US President-elect Joe Biden cemented his electoral victory by capturing the battleground state of Arizona late on Thursday, but the transition to his administration remains in political stasis as President Donald Trump refuses to accept defeat.
Biden was projected to win Arizona after more than a week of vote counting, Edison Research said. He becomes only the second Democratic presidential candidate in seven decades to win the traditionally Republican state.
Biden's win in Arizona gives the Democrat 290 electoral votes in the state-by-state Electoral College that determines the winner, more than the 270 needed to claim victory. Biden is also winning the popular vote by more than 5.3 million votes, or 3.4 percentage points.
With only a few states still counting votes, the electoral math is daunting for Trump, who has claimed without evidence that the election was marred by widespread fraud.
The Trump campaign has filed lawsuits challenging the vote counts in numerous states, although some have already been thrown out by judges. Legal experts have said the litigation stands little chance of altering the outcome, and state election officials have said they see no evidence of serious irregularities or fraud.

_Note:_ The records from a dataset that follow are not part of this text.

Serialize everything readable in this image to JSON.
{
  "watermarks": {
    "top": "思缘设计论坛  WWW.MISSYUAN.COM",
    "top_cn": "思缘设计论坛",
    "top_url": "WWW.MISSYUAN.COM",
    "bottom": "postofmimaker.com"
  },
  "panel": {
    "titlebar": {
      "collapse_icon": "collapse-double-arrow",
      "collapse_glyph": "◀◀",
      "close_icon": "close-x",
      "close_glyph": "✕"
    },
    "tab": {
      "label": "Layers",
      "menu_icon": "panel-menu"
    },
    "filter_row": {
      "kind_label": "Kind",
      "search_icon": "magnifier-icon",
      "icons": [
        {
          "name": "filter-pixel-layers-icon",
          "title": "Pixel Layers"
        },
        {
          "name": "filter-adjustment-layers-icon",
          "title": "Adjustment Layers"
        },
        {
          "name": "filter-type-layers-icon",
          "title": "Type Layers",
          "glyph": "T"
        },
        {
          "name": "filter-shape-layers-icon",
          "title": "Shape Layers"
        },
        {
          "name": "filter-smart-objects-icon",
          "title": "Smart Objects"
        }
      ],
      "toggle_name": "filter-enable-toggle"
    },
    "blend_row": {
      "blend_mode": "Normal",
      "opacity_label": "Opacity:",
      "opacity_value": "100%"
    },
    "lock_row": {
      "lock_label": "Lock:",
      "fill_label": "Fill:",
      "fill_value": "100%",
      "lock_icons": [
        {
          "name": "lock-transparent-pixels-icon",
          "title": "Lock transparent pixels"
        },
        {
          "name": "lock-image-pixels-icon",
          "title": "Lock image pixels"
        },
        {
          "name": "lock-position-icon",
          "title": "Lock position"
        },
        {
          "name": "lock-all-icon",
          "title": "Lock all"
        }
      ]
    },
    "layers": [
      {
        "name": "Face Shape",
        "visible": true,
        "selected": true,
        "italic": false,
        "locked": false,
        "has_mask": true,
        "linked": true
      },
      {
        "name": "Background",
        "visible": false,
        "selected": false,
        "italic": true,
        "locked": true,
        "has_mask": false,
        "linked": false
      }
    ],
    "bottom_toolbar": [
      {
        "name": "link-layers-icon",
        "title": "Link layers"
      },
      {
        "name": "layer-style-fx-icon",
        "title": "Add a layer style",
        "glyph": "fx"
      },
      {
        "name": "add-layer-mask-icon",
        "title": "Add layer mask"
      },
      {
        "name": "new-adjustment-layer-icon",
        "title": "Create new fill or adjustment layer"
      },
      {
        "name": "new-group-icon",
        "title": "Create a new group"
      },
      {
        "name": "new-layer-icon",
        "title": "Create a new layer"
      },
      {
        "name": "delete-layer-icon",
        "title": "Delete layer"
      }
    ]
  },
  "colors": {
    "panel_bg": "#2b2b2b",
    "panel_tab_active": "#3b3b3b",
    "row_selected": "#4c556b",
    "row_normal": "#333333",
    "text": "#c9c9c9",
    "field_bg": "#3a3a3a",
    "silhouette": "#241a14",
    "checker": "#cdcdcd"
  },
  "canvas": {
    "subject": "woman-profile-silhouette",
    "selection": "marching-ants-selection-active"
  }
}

Trump's refusal to accept the result of the November 3 election has stalled the process of transitioning to a new administration. The federal agency that normally would release funding to an incoming president-elect, the General Services Administration, has not yet recognized Biden as the winner.
His pick for White House chief of staff, Ron Klain, told MSNBC on Thursday that receiving transition funding is important given the U.S. government will roll out a coronavirus vaccination campaign early next year.
"The sooner we can get our transition experts into meetings with the folks who are planning a vaccination campaign, the more seamless the transition to a Biden presidency from a Trump presidency can be," Klain said.
Biden was set to meet with transition advisers again on Friday as he maps out his approach to the pandemic and prepares to name his top appointees, including cabinet members.
BRIEFINGS FOR BIDEN
Most Republicans have publicly endorsed Trump's right to pursue court challenges and declined to recognize Biden as the winner. But more signs of dissension began emerging on Thursday.
Party figures such as Ohio Governor Mike DeWine, New Hampshire Governor Chris Sununu and Karl Rove, a top adviser to former President George W Bush, said Biden should be treated as the president-elect.
Meanwhile, a number of Republican senators said the Trump administration should allow Biden to receive classified intelligence briefings, though they stopped short of explicitly calling him the winner.
The incoming commander-in-chief is typically given the briefings to ensure national security is not compromised during the transition.
"I don't see it as a high-risk proposition. I just think it's part of the transition. And, if in fact he does win in the end, I think they need to be able to hit the ground running," Senator John Cornyn told reporters.
The top House Republican, Kevin McCarthy, opposed the idea, suggesting Trump could still prevail.
"He's not president right now," McCarthy said of Biden. "I don't know if he'll be president January 20th."
Democrats have assailed Trump, and the Republicans giving him cover, for undermining the country's institutions. In an interview that will air on CBS' "60 Minutes" on Sunday, former President Barack Obama said Republicans were walking a "dangerous path" by endorsing Trump's baseless claims of voter fraud.
Biden has taken a measured approach, saying this week he viewed Trump's claims as "embarrassing" but insisting he was not worried about the impact on his transition to the White House. His legal advisers have dismissed the Trump lawsuits as political theater.
The top Democrats in Congress, House Speaker Nancy Pelosi and Senate Minority Leader Chuck Schumer, on Thursday called on Republicans to accept Biden's victory and work on crafting a relief package to address the effects of the pandemic, which has killed more than 241,000 in the United States.
A number of states and cities have begun implementing fresh public activity restrictions in the face of a huge nationwide resurgence in cases.